Martin Insaurralde junto a Sofia Clerici en Marbella

Máximo Kirchner atraviesa un presente turbulento. Las esquirlas del escándalo por el viaje a la costa del sol española que Insaurralde realizó en medio de la campaña -al igual que en las generales de octubre, tampoco se presentó a votar en este balotaje-, lastimaron el liderazgo bonaerense del diputado. Se había asociado al ex intendente de Lomas de Zamora en su incursión en la Provincia para llegar a la jefatura del PJ. La megacausa de espionaje que estalló estas últimas semanas, que dañó la reputación de la agrupación, hirió aún más al jefe camporista.

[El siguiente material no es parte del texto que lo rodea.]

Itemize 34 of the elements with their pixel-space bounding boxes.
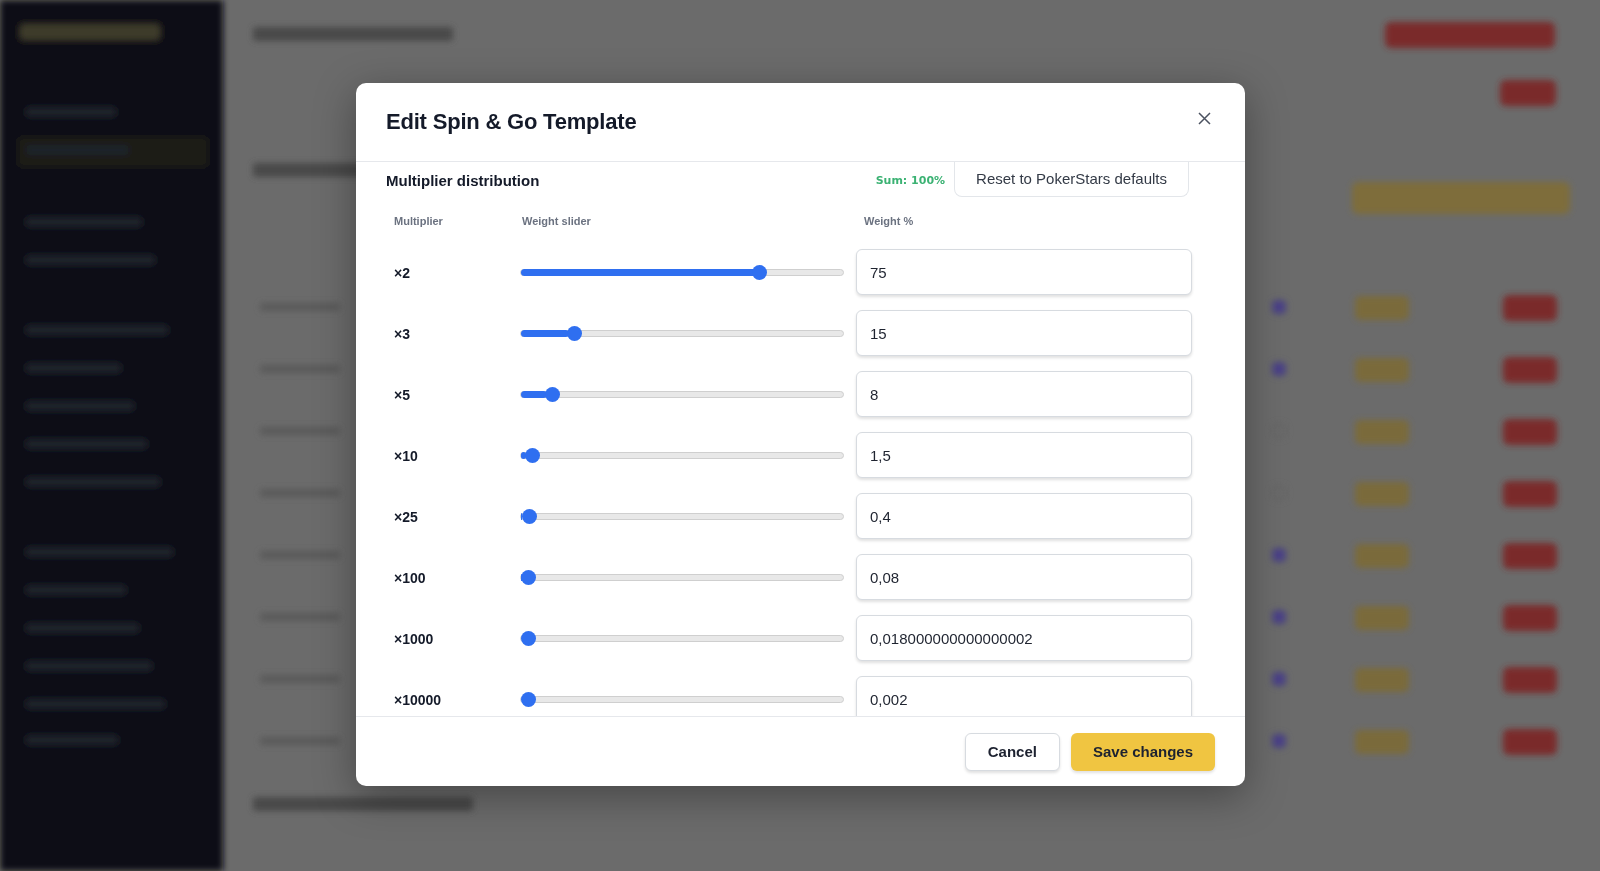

La organización ya arrastraba un serio proceso de reconfiguración y debate interno. Larroque, uno de los cuadros más emblemáticos, renunció a la secretaría general y se recostó en su propia agrupación, La Patria es el Otro. Anoche, sobre el escenario del C, se paró pegado a Kicillof. “Wado” de Pedro también buscó en los últimos tiempos darle una nueva impronta a su proyecto que estuvo a punto de coronar con su fallida candidatura presidencial.

Con Massa derrotado, afuera del escenario político por un buen rato, la tensión entre La Cámpora y Kicillof será materia de análisis permanente en la provincia de Buenos Aires. En ese distrito, la organización K se expandió en estas elecciones en el Gran Buenos Aires: retuvieron Quilmes y Mercedes, y sumaron Hurlingham, Lanús y Brandsen. También Azul, Bahía Blanca y Olavarría, entre otros, en el interior provincial. Y un grupo de legisladores, nacionales y provinciales, que el kirchnerismo buscó asegurarse cuando se confeccionaron las listas.

Kicillof contaba con Massa como socio para los tiempos que vienen. La derrota peronista, tan dura como inesperada por su contundencia, abre ahora un escenario demasiado incierto. La única certeza es que ya nada será igual. También vale para el kirchnerismo.